As to Amazon giving me a nanny nudge towards issuing a thank-you:
For those of you who were fans of Searle & Willans' How to Be Topp , (and if you aren't a fan you should rush out and buy a copy now), I leave you with the Molesworth Self-Adjusting Thank-You Letter:
Dear Amazon,
Thank you so much for your unexpected reminder to issue a thank-you. It was a lovely surprise, just what I've always wanted. I will print it off and put it on the mantlepiece, alongside the invitation to the Lord Lieutenant's Ball. Super.
With much love,
Brian
As an after xmas wheeze n. molesworth presents his self-adjusting thank-you letter.
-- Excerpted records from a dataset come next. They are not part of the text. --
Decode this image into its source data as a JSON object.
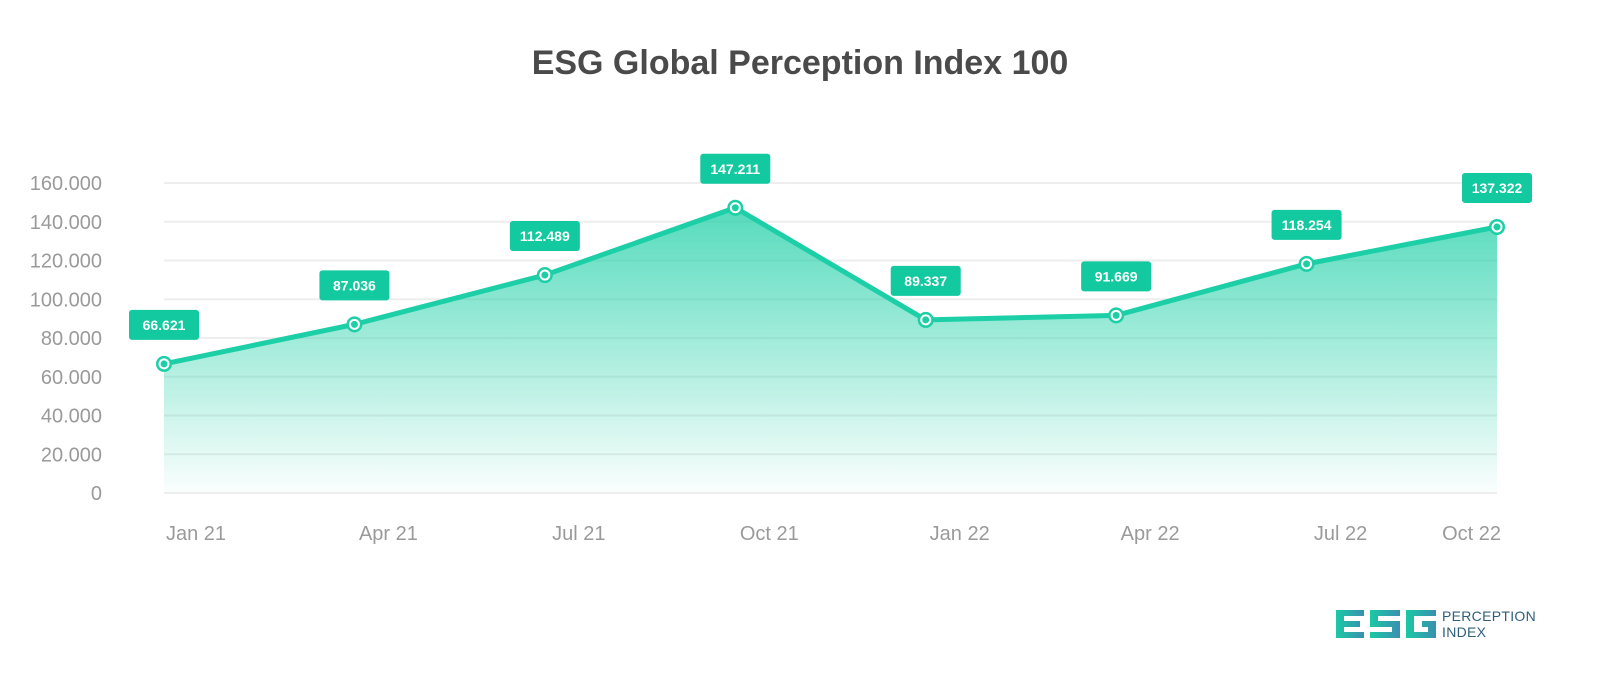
{
  "title": "ESG Global Perception Index 100",
  "colors": {
    "accent": "#1ccfa6",
    "label_bg": "#12c9a0",
    "grid": "#eeeeee",
    "axis_text": "#9a9a9a"
  },
  "chart_data": {
    "type": "area",
    "title": "ESG Global Perception Index 100",
    "xlabel": "",
    "ylabel": "",
    "categories": [
      "Jan 21",
      "Apr 21",
      "Jul 21",
      "Oct 21",
      "Jan 22",
      "Apr 22",
      "Jul 22",
      "Oct 22"
    ],
    "values": [
      66.621,
      87.036,
      112.489,
      147.211,
      89.337,
      91.669,
      118.254,
      137.322
    ],
    "value_labels": [
      "66.621",
      "87.036",
      "112.489",
      "147.211",
      "89.337",
      "91.669",
      "118.254",
      "137.322"
    ],
    "ylim": [
      0,
      160
    ],
    "yticks": [
      0,
      20,
      40,
      60,
      80,
      100,
      120,
      140,
      160
    ],
    "ytick_labels": [
      "0",
      "20.000",
      "40.000",
      "60.000",
      "80.000",
      "100.000",
      "120.000",
      "140.000",
      "160.000"
    ],
    "grid": true,
    "legend": "none"
  },
  "logo": {
    "mark": "ESG",
    "line1": "PERCEPTION",
    "line2": "INDEX"
  }
}
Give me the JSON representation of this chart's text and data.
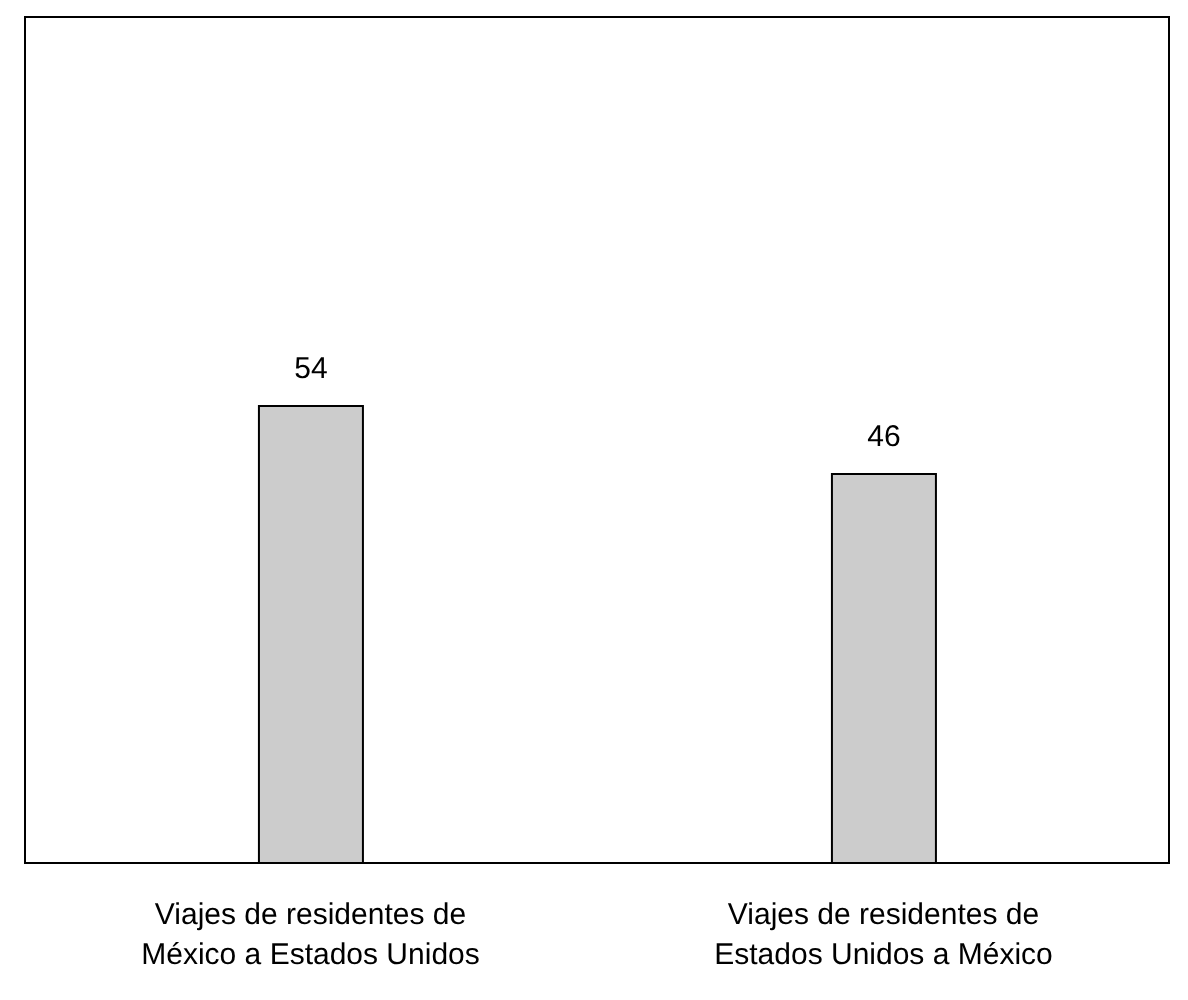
{
  "chart_data": {
    "type": "bar",
    "categories": [
      "Viajes de residentes de México a Estados Unidos",
      "Viajes de residentes de Estados Unidos a México"
    ],
    "values": [
      54,
      46
    ],
    "color": "#cccccc",
    "ylim": [
      0,
      100
    ],
    "tick_labels": "x",
    "data_labels": true
  }
}
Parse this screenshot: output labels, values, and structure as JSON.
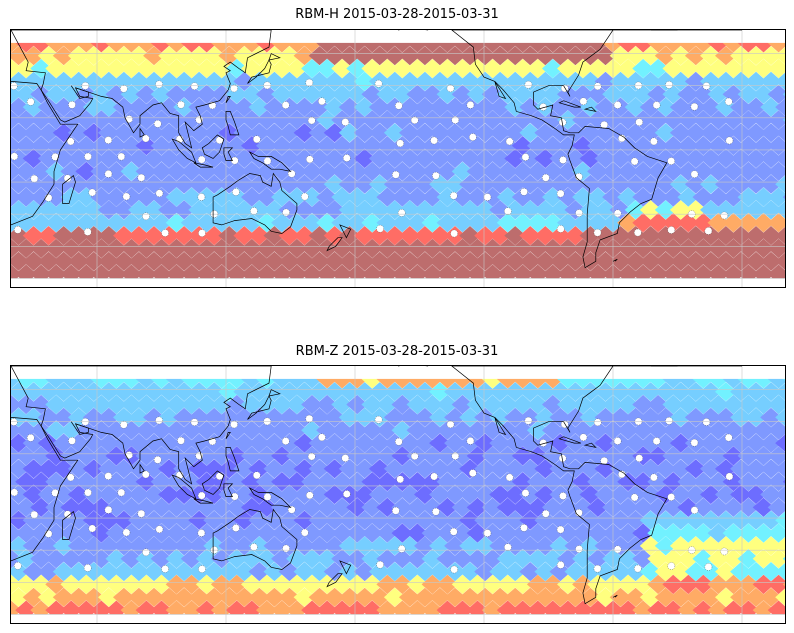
{
  "panels": [
    {
      "title": "RBM-H 2015-03-28-2015-03-31",
      "variant": "H"
    },
    {
      "title": "RBM-Z 2015-03-28-2015-03-31",
      "variant": "Z"
    }
  ],
  "map": {
    "projection": "plate-carree",
    "gridlines": true,
    "coastline_color": "#000000",
    "colormap": [
      "#5a5aff",
      "#6e8cff",
      "#64c8ff",
      "#5ff0ff",
      "#ffff6e",
      "#ffa050",
      "#ff5a50",
      "#b45a5a"
    ],
    "missing_color": "#ffffff"
  }
}
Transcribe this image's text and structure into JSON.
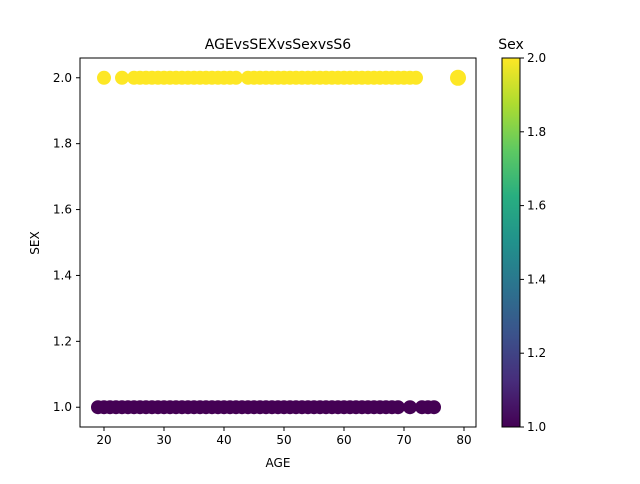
{
  "chart_data": {
    "type": "scatter",
    "title": "AGEvsSEXvsSexvsS6",
    "xlabel": "AGE",
    "ylabel": "SEX",
    "xlim": [
      16,
      82
    ],
    "ylim": [
      0.94,
      2.06
    ],
    "xticks": [
      20,
      30,
      40,
      50,
      60,
      70,
      80
    ],
    "yticks": [
      1.0,
      1.2,
      1.4,
      1.6,
      1.8,
      2.0
    ],
    "grid": false,
    "colorbar": {
      "label": "Sex",
      "range": [
        1.0,
        2.0
      ],
      "ticks": [
        1.0,
        1.2,
        1.4,
        1.6,
        1.8,
        2.0
      ],
      "colormap": "viridis"
    },
    "colors": {
      "sex_1": "#440154",
      "sex_2": "#fde725"
    },
    "series": [
      {
        "color_value": 2,
        "x": [
          20,
          23,
          25,
          26,
          27,
          28,
          29,
          30,
          31,
          32,
          33,
          34,
          35,
          36,
          37,
          38,
          39,
          40,
          41,
          42,
          44,
          45,
          46,
          47,
          48,
          49,
          50,
          51,
          52,
          53,
          54,
          55,
          56,
          57,
          58,
          59,
          60,
          61,
          62,
          63,
          64,
          65,
          66,
          67,
          68,
          69,
          70,
          71,
          72,
          79
        ],
        "y": [
          2,
          2,
          2,
          2,
          2,
          2,
          2,
          2,
          2,
          2,
          2,
          2,
          2,
          2,
          2,
          2,
          2,
          2,
          2,
          2,
          2,
          2,
          2,
          2,
          2,
          2,
          2,
          2,
          2,
          2,
          2,
          2,
          2,
          2,
          2,
          2,
          2,
          2,
          2,
          2,
          2,
          2,
          2,
          2,
          2,
          2,
          2,
          2,
          2,
          2
        ]
      },
      {
        "color_value": 1,
        "x": [
          19,
          20,
          21,
          22,
          23,
          24,
          25,
          26,
          27,
          28,
          29,
          30,
          31,
          32,
          33,
          34,
          35,
          36,
          37,
          38,
          39,
          40,
          41,
          42,
          43,
          44,
          45,
          46,
          47,
          48,
          49,
          50,
          51,
          52,
          53,
          54,
          55,
          56,
          57,
          58,
          59,
          60,
          61,
          62,
          63,
          64,
          65,
          66,
          67,
          68,
          69,
          71,
          73,
          74,
          75
        ],
        "y": [
          1,
          1,
          1,
          1,
          1,
          1,
          1,
          1,
          1,
          1,
          1,
          1,
          1,
          1,
          1,
          1,
          1,
          1,
          1,
          1,
          1,
          1,
          1,
          1,
          1,
          1,
          1,
          1,
          1,
          1,
          1,
          1,
          1,
          1,
          1,
          1,
          1,
          1,
          1,
          1,
          1,
          1,
          1,
          1,
          1,
          1,
          1,
          1,
          1,
          1,
          1,
          1,
          1,
          1,
          1
        ]
      }
    ]
  }
}
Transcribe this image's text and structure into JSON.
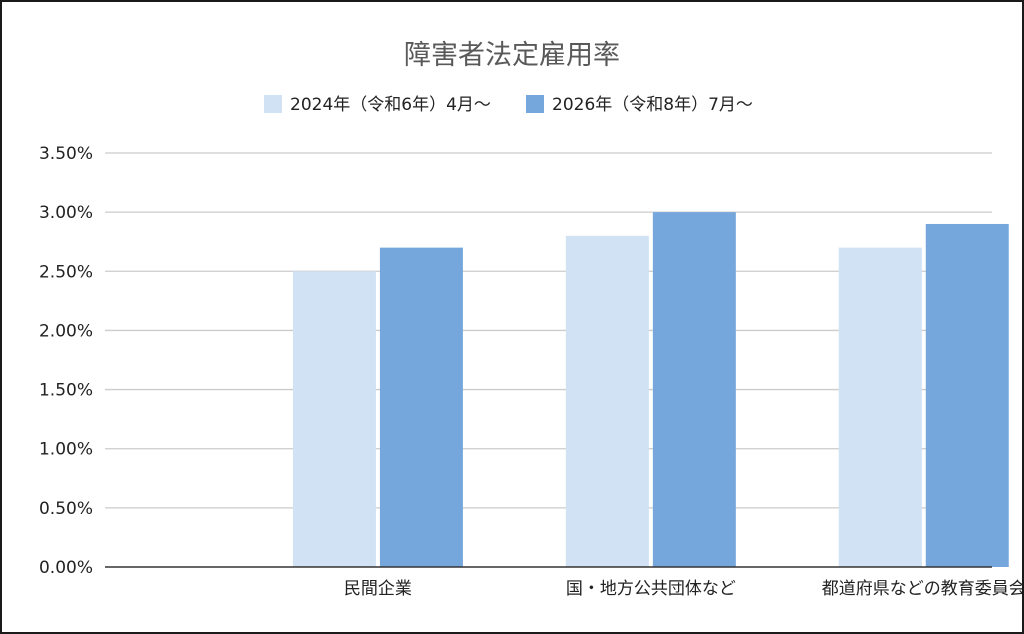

Cut out hours of toil pen biting wear on elbows blotches and staring out of windows.
Strike Out words with do not apply.
Dear (Aunt) (Uncle) (Stinker) (Gran) (Clot) (Pen-Pal)
Thank you very much for the (train) (tractor) (germ gun) (kite) (delicious present*) (sweets) (space pistol) (toy socks)
It was (lovely) (useful) (just as good as the other three) (not bad) (super)
And I hav (played with it constantly) (busted it already) (no patience with it) (given it to the poor boys) (dismantled it)
I am feeling (very well) (very poorly) (lousy) (in tip-top form) (sick) I hope you are too.
My birthday when next present is due is on . . . . . .
From . . . . . .
(Postage must be prepaid.)
* When you can’t remember what it was.
Published on January 11, 2013 00:36
January 10, 2013
The interweb at its finest
My favourite entry in Yellow Pages (sadly long since removed)I think we sometimes forget how much the internet/world wide web has changed the way we do things for the better. Here's a little story to illustrate this - and also I think to show that the power of something like the web is the ability to use it in unexpected ways.
I needed to replace a couple of tyres on a car. I was quite happy with the outfit I'd used for new tyres before, but because I don't buy tyres very often, I couldn't remember the company's name. This has happened before, rather a lot.
Of course, if I was all organized and such I would have carefully noted down the details of the tyre place in Evernote and I could just search that and pull them up in seconds. But I wasn't and I didn't. What can I say? I'm lazy.
In the old days I would have hunted for that tree graveyard the Yellow Pages ('I'm sure I left it there...') looked up tyre services, and then would have spent 15 minutes looking through the adverts, trying to decide which of the silly names was the business I used before. 'That seems vaguely familiar... but then so does this...'
Now, though, with the interweb at hand, the way I came to it was more a parallel of the way the brain deals with information. Though I couldn't remember the name of the tyre shop, I could remember where it was. But only in the sense of 'It's on that roundabout, you know, the one near Go Outdoors' - I didn't know a street name. No problem. Pull up Google maps, follow the route from home to 'that roundabout' and I have the location pinned down. Zip into Streetview - and I can see the building and read the name of the company.
At this point, quite recently I would have then turned to the electronic version of the phone book to get the number. But why bother? Type the company name in Google and up pops the phone number. I'm there in under a minute after employing the vaguest of search algorithms.
And that's why the internet/web is so good.